According to a news release from biopharmaceutical company BridgeBio Pharma, Inc., the first patient was dosed in a Phase 1 study. Researchers are evaluating the safety, tolerability, pharmacodynamics, and pharmacokinetics of BBP-671. BridgeBio is developing BBP-671 as a potential therapeutic option for those with conditions such as pantothenate kinase-associated neurodegeneration (PKAN), propionic acidemia, and methylmalonic acidemia.
The first portion of this study evaluated the therapy in healthy volunteers. Now, in the second portion, up to eight patients with propionic acidemia, and the same amount with methylmalonic acidemia, will receive BBP-671. In addition to tracking safety and tolerability, researchers also hope to determine potential biomarkers to more easily identify and monitor these conditions. So far, the first patient dosed had propionic acidemia.
What is BBP-671?
According to BridgeBio Pharma:
Coenzyme A (CoA) plays a crucial role in energy metabolism and is implicated in a large number of disorders, including ultra-rare diseases like PKAN and organic acidemias. BBP-671 is a novel small-molecule approach designed to modulate Coenzyme A levels by leveraging recent research about the CoA synthetic pathway.
The therapy is orally administered. Preclinical studies highlighted how BBP-671 improved survival rates for mice models of propionic acidemia. Initial data from the first portion of the study was also promising. Data from the second portion of the study should be available in early 2023, with a Phase 2/3 study being planned for later next year.
Currently, individuals with these conditions manage using dietary restrictions or supplements, as well as organ transplants. Thus, if BBP-671 was shown to be beneficial, it could fill an immense unmet need within this community.
Propionic Acidemia and Methylmalonic Acidemia
Both propionic acidemia and methylmalonic acidemia exist under the overall umbrella of organic acidemias. Propionic acidemia, results from propionyl CoA carboxylase deficiency from PCCA and PCCB gene mutations. Normally, the enzyme helps break down amino acids in certain proteins. However, a deficiency causes abnormal levels of toxic substances to accumulate in the blood. Propionic acidemia symptoms typically appear within the first week of life. These symptoms can include vomiting, appetite loss, hypotonia (low muscle tone), lethargy, poor feeding, seizures, dehydration, constipation, and – without adequate treatment – coma or death.
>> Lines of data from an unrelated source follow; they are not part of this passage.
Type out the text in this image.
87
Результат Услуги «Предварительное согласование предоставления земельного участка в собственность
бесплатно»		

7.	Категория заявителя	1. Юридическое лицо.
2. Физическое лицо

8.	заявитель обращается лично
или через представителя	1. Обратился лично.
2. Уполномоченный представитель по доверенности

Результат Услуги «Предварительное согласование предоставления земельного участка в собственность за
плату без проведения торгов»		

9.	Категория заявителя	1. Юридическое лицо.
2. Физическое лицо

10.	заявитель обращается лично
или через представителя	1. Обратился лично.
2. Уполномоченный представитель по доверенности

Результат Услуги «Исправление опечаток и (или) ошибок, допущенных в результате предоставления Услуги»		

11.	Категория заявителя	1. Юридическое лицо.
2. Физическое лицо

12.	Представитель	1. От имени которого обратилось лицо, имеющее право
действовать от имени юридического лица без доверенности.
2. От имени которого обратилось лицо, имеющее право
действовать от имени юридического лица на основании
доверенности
MUT, MMAA, MMAB, MCEE, and MMADHC gene mutations cause methylmalonic acidemia. These mutations reduce or change the production of methylmalonyl CoA mutase, an enzyme which helps to break down amino acids, lipids, and cholesterol; this later causes enzymatic defects in the metabolism of the amino acids methionine, valine, isoleucine, and threonine. As a result, an unusually high level of acid accumulates in the blood and bodily tissues. Symptoms typically appear within the first few months of life. These can include low blood sugar, hypotonia, drowsiness and lethargy, acidosis, vomiting, dehydration, developmental delays, respiratory distress, an enlarged liver, seizures, anemia, neutropenia, thrombocytopenia, and coma.